The Great Game IV

I seem to have been having a lazy week for this one. It does show an interesting mechanic, though: If vassals get sufficiently disloyal, they may accept offers from other kings to leave their current realm and become vassals to the foreigners. Of course, if you do this to a human player, it is likely he will declare war to get his land back. But on the other hand, where there is one disloyal vassal it is likely that there are others, and disloyal vassals are quite likely to refuse to give you any troops. So unless there is a lot of manpower in your personal demesne, it may be better to grin and bear it, bribe your vassals, and hope for revenge when it is the offender who has a bad king, or a young one. (All vassal loyalties drop by 50% when a new king takes the throne.)


15. ON SJÆLLAND (1112)

Now Eystein, who was the son of Olaf Haraldsson, had married a daughter of the jarl of Sjælland; and as the jarl died without sons, Helge son of Eystein was hailed chief in those parts. But Helge was very young, so a council of his father’s best men ruled in his stead until he should reach a man’s height.

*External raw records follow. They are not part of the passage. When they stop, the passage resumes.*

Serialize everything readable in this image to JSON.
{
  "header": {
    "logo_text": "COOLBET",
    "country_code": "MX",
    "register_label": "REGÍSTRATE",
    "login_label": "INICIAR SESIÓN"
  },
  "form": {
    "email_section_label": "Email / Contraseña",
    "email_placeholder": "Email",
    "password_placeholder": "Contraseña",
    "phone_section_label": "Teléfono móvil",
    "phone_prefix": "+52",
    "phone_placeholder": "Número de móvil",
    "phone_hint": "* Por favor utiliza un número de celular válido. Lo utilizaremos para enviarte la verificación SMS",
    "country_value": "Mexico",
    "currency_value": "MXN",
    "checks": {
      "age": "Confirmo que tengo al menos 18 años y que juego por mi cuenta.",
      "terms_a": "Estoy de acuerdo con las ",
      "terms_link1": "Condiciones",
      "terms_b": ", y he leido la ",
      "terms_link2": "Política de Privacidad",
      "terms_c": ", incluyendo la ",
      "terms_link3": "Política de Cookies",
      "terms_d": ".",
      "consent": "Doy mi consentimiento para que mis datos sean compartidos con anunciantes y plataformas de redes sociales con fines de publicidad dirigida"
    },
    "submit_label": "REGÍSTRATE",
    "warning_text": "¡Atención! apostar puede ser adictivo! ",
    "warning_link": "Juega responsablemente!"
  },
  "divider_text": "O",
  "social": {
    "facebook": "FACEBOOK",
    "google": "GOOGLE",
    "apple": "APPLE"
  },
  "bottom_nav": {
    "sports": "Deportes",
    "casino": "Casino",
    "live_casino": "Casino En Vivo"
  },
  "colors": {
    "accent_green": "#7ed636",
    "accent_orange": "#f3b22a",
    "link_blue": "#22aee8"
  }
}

Now in those days the kingdom of Denmark was at war with Germany; and as the Danes were losing much ground, and Saxon raiding parties were everywhere, there was little love lost in Sjælland for the Dane-King. So when King Olaf sent Dagmar his wife as emissary, bearing rich gifts, she found Helge and his council in a mood to listen. She spoke thus : “Now it is shown that the Knytlings cannot fulfill their oath of protection for their vassals; but there is a King in the North who has many warriors, and who bears your blood besides. Will you not swear fealty to him?” And as the Sjællanders said that this was wise counsel, Sjælland became part of Norway.


In the war with the Svear, King Olaf had been much to the fore in battle, and had taken many wounds. The most of these healed well; but where an arrow had pierced his leg, the wound would not close fully, and he often had much pain of it, so that he sometimes spoke harshly in council. Now one winter the King took a fever, and the wound became inflamed. And this was the bane of Olaf Haraldsson.

King Olaf was much mourned in the land; in his time were Jämtland, Lappland, Ångermanland, Finland, Nyland, Viborg, Tavastland, Satakunta, Rostock, Västerbotten, Österbotten, Jylland, Sjælland, and Skåne added to the Norwegian realm. For this reason he is sometimes called Olaf Finn-hammer. He also caused to be built sawmills in many places in the realm, and built the first road connecting Viken and Akershus, so that a man could ride where before he would have needed a boat. The common people had loved him well, although he was somewhat given to calling up levies.

Here ends the saga of Olaf Haraldsson Yngling.